Having taken the first 2 steps and read a lot of the NBME's pubs on test construction, I would argue that the exams are becoming much better at testing relevant clinical thinking. It's not just picking the correct dx out of a list, but picking it out of a list of 5-10 things that would be your actual ddx in real life. Even on Step 1 I remember questions where all the answer diagnoses were highly plausible and I had to really tease through the history and the labs to figure out the right one (which is exactly what the questions were likely trying to test).
Learning to make a good ddx is definitely something you do more in third year and beyond, but my experience has been that the stronger students from preclinical years do this much better than the rest. While they may not automatically be a star, it's highly likely unless they have some sort of social interaction issues. My first 2 clerkships were surgery and IM and I definitely used my built up knowledge base every day and I think it helped me stand out.

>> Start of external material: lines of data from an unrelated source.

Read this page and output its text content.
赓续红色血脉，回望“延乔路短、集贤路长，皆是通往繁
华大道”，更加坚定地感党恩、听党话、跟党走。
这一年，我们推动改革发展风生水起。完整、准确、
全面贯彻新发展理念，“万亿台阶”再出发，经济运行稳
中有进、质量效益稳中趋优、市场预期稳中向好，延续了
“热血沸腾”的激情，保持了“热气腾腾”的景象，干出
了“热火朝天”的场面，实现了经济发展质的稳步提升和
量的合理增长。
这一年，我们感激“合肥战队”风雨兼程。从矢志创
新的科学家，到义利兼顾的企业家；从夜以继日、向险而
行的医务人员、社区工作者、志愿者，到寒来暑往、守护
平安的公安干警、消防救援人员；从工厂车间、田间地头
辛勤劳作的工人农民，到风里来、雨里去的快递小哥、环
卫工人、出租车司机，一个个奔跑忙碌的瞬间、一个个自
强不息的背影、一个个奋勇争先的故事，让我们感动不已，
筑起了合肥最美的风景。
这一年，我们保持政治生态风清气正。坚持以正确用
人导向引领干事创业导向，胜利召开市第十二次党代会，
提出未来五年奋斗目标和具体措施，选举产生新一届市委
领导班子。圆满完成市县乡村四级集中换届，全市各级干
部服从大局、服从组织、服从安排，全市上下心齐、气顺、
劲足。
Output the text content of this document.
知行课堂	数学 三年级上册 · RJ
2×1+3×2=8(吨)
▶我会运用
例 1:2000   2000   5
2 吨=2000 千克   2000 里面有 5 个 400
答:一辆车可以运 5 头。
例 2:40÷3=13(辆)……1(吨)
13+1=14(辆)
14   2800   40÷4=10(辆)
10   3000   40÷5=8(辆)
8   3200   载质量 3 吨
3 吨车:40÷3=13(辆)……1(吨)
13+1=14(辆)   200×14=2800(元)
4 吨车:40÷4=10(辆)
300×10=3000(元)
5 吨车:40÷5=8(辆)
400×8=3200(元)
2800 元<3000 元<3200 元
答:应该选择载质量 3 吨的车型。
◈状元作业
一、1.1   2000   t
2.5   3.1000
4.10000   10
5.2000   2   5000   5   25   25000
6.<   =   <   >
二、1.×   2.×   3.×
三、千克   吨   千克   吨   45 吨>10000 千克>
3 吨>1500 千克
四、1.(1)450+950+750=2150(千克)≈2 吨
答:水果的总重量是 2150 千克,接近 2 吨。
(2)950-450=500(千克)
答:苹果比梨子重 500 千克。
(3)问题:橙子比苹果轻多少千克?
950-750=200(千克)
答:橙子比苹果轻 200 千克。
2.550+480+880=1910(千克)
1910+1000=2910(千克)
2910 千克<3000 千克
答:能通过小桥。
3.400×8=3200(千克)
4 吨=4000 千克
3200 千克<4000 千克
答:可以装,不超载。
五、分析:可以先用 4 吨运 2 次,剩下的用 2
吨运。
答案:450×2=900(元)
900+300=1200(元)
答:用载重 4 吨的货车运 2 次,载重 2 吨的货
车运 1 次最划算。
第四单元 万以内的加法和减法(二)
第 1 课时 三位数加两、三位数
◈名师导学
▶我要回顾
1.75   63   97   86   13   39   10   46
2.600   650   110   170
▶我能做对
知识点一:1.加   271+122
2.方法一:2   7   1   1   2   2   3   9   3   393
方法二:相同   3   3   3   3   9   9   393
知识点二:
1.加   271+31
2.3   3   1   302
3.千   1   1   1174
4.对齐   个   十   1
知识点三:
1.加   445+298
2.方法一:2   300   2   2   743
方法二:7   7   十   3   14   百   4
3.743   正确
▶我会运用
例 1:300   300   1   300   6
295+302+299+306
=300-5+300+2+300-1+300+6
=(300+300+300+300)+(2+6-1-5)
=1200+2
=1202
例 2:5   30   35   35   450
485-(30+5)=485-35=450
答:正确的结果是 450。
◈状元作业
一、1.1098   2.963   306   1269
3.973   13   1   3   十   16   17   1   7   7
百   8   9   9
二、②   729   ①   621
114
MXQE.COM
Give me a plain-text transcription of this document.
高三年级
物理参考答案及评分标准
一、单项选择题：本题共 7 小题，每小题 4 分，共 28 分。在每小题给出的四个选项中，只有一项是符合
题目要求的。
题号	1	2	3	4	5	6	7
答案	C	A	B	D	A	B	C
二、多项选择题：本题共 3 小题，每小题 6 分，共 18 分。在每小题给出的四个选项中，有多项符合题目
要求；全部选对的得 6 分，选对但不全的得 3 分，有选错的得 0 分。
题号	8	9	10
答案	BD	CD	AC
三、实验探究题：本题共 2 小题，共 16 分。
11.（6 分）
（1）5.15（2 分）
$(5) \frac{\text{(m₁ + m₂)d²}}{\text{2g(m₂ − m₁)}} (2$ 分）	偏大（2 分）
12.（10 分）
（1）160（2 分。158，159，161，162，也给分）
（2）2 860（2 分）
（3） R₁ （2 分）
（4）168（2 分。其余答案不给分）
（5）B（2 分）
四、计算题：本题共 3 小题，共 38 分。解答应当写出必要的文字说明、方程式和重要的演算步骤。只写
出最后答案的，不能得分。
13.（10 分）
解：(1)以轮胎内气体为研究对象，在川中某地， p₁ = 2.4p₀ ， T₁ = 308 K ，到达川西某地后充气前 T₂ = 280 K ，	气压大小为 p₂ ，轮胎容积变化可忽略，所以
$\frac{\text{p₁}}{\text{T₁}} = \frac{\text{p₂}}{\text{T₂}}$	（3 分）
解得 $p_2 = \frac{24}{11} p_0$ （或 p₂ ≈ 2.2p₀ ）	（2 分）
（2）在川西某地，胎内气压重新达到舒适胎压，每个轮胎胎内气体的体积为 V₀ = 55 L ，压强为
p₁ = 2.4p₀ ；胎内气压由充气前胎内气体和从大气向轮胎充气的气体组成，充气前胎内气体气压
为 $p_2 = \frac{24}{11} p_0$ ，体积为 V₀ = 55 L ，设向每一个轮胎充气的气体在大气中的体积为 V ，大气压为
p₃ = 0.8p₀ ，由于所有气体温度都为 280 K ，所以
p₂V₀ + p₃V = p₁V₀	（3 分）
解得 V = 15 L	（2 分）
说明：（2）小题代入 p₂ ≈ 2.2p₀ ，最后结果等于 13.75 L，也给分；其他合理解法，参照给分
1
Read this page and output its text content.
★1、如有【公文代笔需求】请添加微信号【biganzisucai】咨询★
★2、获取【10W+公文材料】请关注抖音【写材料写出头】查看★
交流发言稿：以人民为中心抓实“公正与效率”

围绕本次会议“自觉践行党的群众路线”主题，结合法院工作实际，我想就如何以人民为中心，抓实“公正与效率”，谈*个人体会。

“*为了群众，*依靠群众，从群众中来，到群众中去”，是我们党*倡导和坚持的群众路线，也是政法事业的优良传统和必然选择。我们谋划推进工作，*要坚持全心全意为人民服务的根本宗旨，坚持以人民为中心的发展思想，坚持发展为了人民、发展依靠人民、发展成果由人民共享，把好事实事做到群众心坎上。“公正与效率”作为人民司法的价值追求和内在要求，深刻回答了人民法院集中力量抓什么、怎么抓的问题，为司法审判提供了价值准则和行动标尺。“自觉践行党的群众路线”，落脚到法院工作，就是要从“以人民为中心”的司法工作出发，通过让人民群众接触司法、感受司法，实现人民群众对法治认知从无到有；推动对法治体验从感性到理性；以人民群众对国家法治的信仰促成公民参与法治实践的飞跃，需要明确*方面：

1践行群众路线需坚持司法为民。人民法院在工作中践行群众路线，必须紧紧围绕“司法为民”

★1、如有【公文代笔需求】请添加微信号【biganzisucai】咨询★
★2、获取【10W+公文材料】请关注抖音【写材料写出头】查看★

My anecdotal observations have been that the top students are much better clinically, perhaps because they don't have to worry as much about the shelf and can focus on developing their clinical skills.
The college --> med school transition definitely results in half of a group of former top students becoming below average. This same thing doesn't happen from M2 --> M3 because it's still the same group of people. Sure, maybe a tiny few are unable to pass Step 1 and leave the class but this would not significantly impact the others. The people I can think of who struggled with the transition to M3 were those who were very inefficient studiers and struggled with the drastic reduction in available study hours. Everyone feels like an idiot at least once every day, but that's just part of the experience.